Ted Baker PLC
About the company
Ted Baker Plc engages in the design, wholesale, and retail of menswear, womenswear, and accessories under the Ted Baker name. The company operates through three segments: Retail, Wholesale, and Licensing. It offers a range of collections, including global, accessories, bedding, children’s wear, crockery, eyewear, footwear, fragrance and skin wear, gifting and stationary, jewellery, lingerie and sleepwear, luggage, neckwear, rugs, suiting, technical accessories, tiles, and watches. The company distributes its products through retail stores, concessions, independent retailers, and department stores, as well as through its e-commerce business. It operates 532 stores and 195 concessions comprising 195 in the United Kingdom; 113 in Europe; 127 in the United States and Canada; 88 in the Middle East, Africa, and Asia; and 9 in Australasia. Ted Baker Plc was founded in 1987 and is headquartered in London, the United Kingdom.
Overview
I would like to explore the potential on Ted Baker PLC. I have previously had some decent success trading this stock and although the company is currently going through some tough times, the underlying strong fundamentals are still holding strong and I certainly don’t think we should write this one off just yet.

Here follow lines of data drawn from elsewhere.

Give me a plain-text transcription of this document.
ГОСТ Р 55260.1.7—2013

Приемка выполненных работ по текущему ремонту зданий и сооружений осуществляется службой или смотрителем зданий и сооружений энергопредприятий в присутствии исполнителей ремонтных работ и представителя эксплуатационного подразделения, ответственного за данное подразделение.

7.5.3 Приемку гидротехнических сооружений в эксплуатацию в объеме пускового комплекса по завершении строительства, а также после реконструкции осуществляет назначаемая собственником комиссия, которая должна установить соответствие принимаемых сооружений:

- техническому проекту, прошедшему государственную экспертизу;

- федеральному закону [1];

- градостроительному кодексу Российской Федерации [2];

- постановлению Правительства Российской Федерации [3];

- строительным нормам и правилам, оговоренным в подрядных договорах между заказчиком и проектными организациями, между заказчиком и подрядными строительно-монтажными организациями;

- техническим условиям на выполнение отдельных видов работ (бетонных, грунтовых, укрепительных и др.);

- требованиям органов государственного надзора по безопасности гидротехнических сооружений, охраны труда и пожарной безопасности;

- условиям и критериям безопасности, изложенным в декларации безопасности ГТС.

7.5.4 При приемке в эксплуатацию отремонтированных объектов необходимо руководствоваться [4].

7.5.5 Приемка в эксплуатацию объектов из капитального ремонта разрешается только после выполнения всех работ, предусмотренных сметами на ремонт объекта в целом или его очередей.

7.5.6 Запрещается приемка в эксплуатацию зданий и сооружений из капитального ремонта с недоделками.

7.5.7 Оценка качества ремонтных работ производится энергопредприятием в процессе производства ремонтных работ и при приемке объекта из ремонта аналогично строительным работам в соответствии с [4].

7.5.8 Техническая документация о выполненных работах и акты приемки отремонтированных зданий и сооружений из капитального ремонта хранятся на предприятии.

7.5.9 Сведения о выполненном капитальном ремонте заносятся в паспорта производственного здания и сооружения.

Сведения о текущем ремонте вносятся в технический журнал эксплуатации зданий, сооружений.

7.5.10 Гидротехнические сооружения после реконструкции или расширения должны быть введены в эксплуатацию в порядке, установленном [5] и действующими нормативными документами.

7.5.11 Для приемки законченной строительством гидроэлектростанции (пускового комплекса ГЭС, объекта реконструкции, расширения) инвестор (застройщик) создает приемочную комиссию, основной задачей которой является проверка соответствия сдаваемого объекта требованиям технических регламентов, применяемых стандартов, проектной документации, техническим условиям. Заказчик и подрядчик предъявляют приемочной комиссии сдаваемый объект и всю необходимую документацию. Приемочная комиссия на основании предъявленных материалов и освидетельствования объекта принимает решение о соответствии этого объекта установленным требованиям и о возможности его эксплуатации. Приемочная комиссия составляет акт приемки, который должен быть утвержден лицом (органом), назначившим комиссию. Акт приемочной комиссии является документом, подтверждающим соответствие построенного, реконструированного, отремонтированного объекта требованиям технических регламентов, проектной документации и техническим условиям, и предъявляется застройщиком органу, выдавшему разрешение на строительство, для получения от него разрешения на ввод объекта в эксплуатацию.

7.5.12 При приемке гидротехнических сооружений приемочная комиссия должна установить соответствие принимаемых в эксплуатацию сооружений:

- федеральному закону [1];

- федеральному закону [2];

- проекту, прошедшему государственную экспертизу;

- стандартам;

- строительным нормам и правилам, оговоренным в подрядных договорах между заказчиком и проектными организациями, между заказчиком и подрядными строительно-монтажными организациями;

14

Ted Baker saw its CEO and founder, Ray Kelvin step down in March 2019 based on allegations of misconduct. They reported a 26% fall in annual profits, just two weeks after the chief executive quit. The retailor said Brexit uncertainty, “competitive discounting” across the retail sector and the Great British weather were to blame as profits plunged to £50.9M in the 12 months ending 26 January, down from £68.8M a year earlier. Those issues damaged margins, which slumped to 58.3% (2018: 61.0%) more than offsetting the 4.4% rise in revenue to £617.4M (2018: £591.7M). Furthermore, House of Fraser’s collapse dented profits by £0.6M. Margins have remained under pressure at the start of the new financial year (from Jan 2019) too, with the company claiming that promotional activity has continued to rise, not just in the UK, but also abroad.
That being said and considering the tough start to the year, if we look at Ted Baker’s intrinsic value, we can see its share price is below the future cash flow value, demonstrating the potential for the price to rise. As the chart below suggests, Ted’s Balance Sheet and Cash Flow Statement shows year on year growth with its Income Statement taking a slight hit after a difficult year.
Source: SIMPLYWALLST
Source: IG
Currently, Ted Baker’s debt is well covered by their operating cash flow (45.7%, greater than 20% of total debt). In addition to this, their interest payments on debt are well covered by their earnings as demonstrated below. In terms of returns from investment, Ted Baker has invested its equity funds well leading to a 22% return on equity which is above the sensible minimum of 20%. Furthermore, its return on assets of 12% exceeds the GB Luxury industry of 8.1%, indicating Ted Baker has used its assets more efficiently than the industry average. Ted Baker’s track record can be a valuable insight into its earnings performance, but it certainly doesn’t tell the whole story. While Ted Baker has a good historical track record with positive growth and profitability, there’s no certainty that this will continue into the future.
Source: SIMPLYWALLST
Looking at the technicals, Ted Baker PLC is sitting a zone around the £15 mark which has which has previously held as a support level. This is after the sell-off from the CEO’s departure and fall in profits. I think price may continue to sell off temporarily with the uncertainty in the current market, but both the RSI & Stochastics are sitting low and technically an upwards move looks very possible back to the £20 mark for an approximate 30% upwards move.
Source: IG
The board, led by acting current chief executive Lindsay Page, claims that Ted Baker has continued to grow across each of the brand’s distribution channels despite difficult trading conditions across a number of the group’s global markets. In my opinion, this resilient sales performance reflects the strength of the brand and the quality of their collections. With a no-deal Brexit looking less and less likely, a technical set-up forming and strong fundamentals backing Ted Baker PLC I think its fortune could be changing. A hold for the moment but I’m expecting a strong recovery so something to perhaps keep an eye on in the coming months.